Un diamante che pian piano sta riacquistando il suo antico splendore, un simbolo che fu di degrado e oggi di fioritura. Dimora del XIII secolo ricca di storia e tradizione, nelle cui stanze si può ancora respirare l’atmosfera quattrocentesca, quella stessa atmosfera che ha vissuto Santa Caterina da Genova.

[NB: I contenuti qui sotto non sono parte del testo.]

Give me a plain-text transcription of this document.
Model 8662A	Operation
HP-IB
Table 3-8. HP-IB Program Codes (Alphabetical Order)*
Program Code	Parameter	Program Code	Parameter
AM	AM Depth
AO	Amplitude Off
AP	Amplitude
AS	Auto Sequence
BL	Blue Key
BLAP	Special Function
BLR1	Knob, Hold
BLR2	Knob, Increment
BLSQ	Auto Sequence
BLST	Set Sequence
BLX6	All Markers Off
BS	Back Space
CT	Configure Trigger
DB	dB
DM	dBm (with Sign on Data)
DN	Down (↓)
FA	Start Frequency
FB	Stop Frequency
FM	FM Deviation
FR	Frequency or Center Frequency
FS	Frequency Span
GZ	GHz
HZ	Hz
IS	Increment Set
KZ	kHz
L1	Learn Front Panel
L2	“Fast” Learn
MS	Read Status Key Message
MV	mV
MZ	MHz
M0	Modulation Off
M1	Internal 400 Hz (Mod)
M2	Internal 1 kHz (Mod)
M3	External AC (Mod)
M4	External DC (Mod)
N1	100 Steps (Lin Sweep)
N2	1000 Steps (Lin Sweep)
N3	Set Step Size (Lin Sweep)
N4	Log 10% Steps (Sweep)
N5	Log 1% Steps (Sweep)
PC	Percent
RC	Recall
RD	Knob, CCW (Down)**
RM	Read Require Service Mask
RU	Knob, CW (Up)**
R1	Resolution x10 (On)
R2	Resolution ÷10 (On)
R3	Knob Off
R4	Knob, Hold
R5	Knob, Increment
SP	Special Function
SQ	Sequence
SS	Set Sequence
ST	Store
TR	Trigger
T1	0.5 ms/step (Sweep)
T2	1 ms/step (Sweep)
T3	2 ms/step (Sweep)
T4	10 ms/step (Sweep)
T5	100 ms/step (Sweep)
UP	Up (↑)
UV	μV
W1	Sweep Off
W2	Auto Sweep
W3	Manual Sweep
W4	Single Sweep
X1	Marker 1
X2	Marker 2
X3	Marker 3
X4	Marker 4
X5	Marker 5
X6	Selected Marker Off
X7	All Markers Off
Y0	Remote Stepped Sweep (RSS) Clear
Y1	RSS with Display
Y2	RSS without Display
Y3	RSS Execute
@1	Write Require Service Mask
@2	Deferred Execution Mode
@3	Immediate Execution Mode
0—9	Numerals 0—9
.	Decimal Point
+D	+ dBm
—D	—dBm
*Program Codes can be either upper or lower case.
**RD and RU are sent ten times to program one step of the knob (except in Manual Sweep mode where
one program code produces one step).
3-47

È facile perdersi fra i segreti dei caruggi di Genova, dove le antiche attività artigiane sono riproposte nei nomi delle vie; proprio in uno di questi vicoletti erano insediati gli indoratori, coloro che si dedicavano a decorare gli scudi, rivestendoli di stati e fregi d’oro. All’angolo del Vico degli Indoratori, al civico 2, vicino a un’antica proprietà dei Camilla, sorge un palazzo il cui portale d’ingresso è ornato da un bassorilievo fiorito risalente al tardo Quattrocento. È importante il Palazzo di Vico degli Indoratori 2, talmente importante che è entrato a far parte del circuito dei Palazzi dei Rolli. Lì nacque Caterina Fieschi, divenuta poi Santa Caterina da Genova.

Sulla facciata, caratterizzata dall’eleganza sobria tipicamente genovese, è apposta una piccola lapide su cui sono ricordate le buone azioni della Santa, che in vita si occupò di assistere i malati durante le epidemie di peste che colpirono Genova. Oggi il palazzo è sede di abitazioni, ed è grazie ai condomini che gli spazi stanno riacquistando la loro antica dignità.